|Home | About | Journals | Submit | Contact Us | Français|
We would like to report a case of massive intraventricular hemorrhage arising due to removal of an old ventriculoperitoneal (VP) shunt. Intraventricular hemorrhage is a serious but relatively rare complication that can be avoided to a certain extent by taking a few measures. The bleed is hypothesized to be due to traction and tearing of the choroid plexus or the ventricular wall.
A 12-year-old female who was diagnosed as having Chiari I malformation with hydrocephalus had undergone a ventriculo-peritoneal (VP) shunt in another hospital five years back. She presented to us with complaints of intermittent fever, severe holocranial headache, vomiting and progressive deterioration of sensorium of one week duration. On examination, she was drowsy, opening eyes to call, confused but was obeying commands. Right pupil was dilated and fixed, and the left pupil was 2 mm in size and was reacting to light. Fundi showed bilateral papilledema. She was moving all four limbs spontaneously. Computed tomography (CT) brain showed dilated ventricular system with periventricular lucency [Figure 1]. The shunt was seen in situ with its tip in the right lateral ventricle. In view of high fever and rapid deterioration of sensorium, shunt malfunction secondary to an infection was suspected and her shunt was exteriorized and converted into an external ventricular drain (EVD). Cerebrospinal fluid (CSF) was sent for analysis and she was started on intravenous antibiotics. After three CSF culture reports excluded bacterial growth, she was planned for a VP shunt on the opposite side. Under general anesthesia, she underwent left VP shunt and removal of the right ventricular catheter, which was functioning as an EVD. No resistance was felt during removal of the old ventricular catheter. In the postoperative period, she complained of severe headache and nausea. An urgent postoperative CT scan revealed massive intraventricular hemorrhage and the new shunt catheter was seen in the left ventricle outside the blood cast [Figure 2]. However, the ventricular size had reduced and the periventricular lucency had disappeared indicating a functioning shunt. Since she improved in sensorium and also because the scan showed reduced ventricular size, she was managed conservatively with continuous monitoring.
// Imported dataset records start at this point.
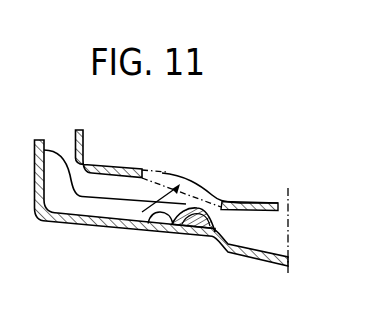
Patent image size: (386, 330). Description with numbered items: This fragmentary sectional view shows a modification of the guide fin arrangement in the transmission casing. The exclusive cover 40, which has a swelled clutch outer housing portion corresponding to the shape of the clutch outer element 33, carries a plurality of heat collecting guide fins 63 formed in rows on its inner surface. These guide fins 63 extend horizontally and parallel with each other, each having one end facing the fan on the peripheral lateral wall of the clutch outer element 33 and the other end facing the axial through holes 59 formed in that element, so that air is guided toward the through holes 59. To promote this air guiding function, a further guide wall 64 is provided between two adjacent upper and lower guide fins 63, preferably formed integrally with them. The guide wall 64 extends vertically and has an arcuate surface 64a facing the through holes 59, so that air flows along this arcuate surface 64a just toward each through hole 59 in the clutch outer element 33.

The clutch outer element 33 is at (84, 134).
The axial through holes 59 is at (167, 172).
The heat collecting guide fins 63 is at (81, 206).
The exclusive cover 40 is at (99, 231).
The arcuate surface 64a is at (151, 232).
The guide wall 64 is at (193, 236).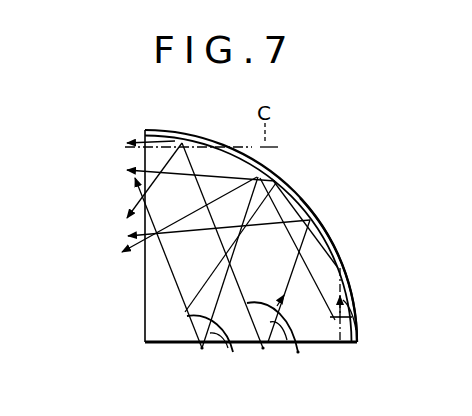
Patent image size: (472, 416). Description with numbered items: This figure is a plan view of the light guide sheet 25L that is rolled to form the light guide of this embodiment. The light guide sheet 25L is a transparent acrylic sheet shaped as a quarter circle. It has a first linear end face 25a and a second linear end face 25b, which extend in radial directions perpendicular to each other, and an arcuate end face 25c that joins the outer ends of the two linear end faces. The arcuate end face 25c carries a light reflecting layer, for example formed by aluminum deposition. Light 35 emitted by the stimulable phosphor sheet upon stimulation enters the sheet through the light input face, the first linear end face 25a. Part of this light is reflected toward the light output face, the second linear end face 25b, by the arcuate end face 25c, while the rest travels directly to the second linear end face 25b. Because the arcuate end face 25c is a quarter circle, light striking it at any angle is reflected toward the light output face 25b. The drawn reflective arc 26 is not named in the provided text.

The reflective mirror surface 26 is at (305, 201).
The arcuate end face 25c is at (342, 264).
The light guide sheet 25L is at (130, 328).
The first linear end face 25a is at (185, 343).
The second linear end face 25b is at (132, 164).
The light 35 is at (385, 348).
She gradually improved further, and her symptoms resolved completely.
Intraventricular hemorrhage is one of the catastrophic complications that can occur during removal of ventricular catheter of a VP shunt.[1,2,3,4] Hemorrhage can occur due to rupture of dense adhesions between ventricular catheter and the choroid plexus or ventricular wall.[1,4] This complication can be prevented by taking a few simple measures during removal of the ventricular catheter of the shunt tube. When resistance is felt during ventricular catheter removal, dural adhesion should be carefully freed from the catheter and the ventricular catheter is grasped with a hemostat and rotated.[1,4,5] This maneuver may free the catheter from the choroid plexus. If resistance persists, the metal stilette that accompanies a new catheter should be inserted into the lumen of the retained tube and a monopolar cautery should be used on the stilette for several seconds. The catheter is then gently rotated through a 360° turn.[1,2,3,4,5] Coagulation can also be applied to a flexible monopolar endoscopic electrode introduced into the lumen of the tube.[1,2,4,5] It has an advantage over the stilette of being malleable and hence can be used in cases where the catheter does not follow a straight course within the ventricular cavity.[2,4] This technique will usually coagulate the choroid plexus at the tip of the catheter and release it.[1,2,3,4] If resistance persists, the catheter should be left in place, a new burr hole should be made, and a new ventricular catheter pathway should be utilized. In the case of shunt infection, intraventricular endoscopy may be particularly useful to remove the ventricular catheter which is densely adherent to choroid plexus and is not coming out with the described maneuvers. The adherent choroid plexus can be coagulated and freed from the ventricular catheter using the working channel of the endoscope.
Our case is unique due to the fact that no resistance was felt during the removal of the shunt and yet the patient developed postoperative intraventricular hemorrhage. After shunt revision, if a patient complains of severe headache and has multiple episodes of vomiting or develops any new sign of raised intracranial pressure, the patient should be evaluated immediately with a CT scan of the brain to rule out intraventricular hemorrhage. The above-described maneuvers should be carried out during removal of ventricular catheter at shunt revision to minimize the incidence of intraventricular bleed.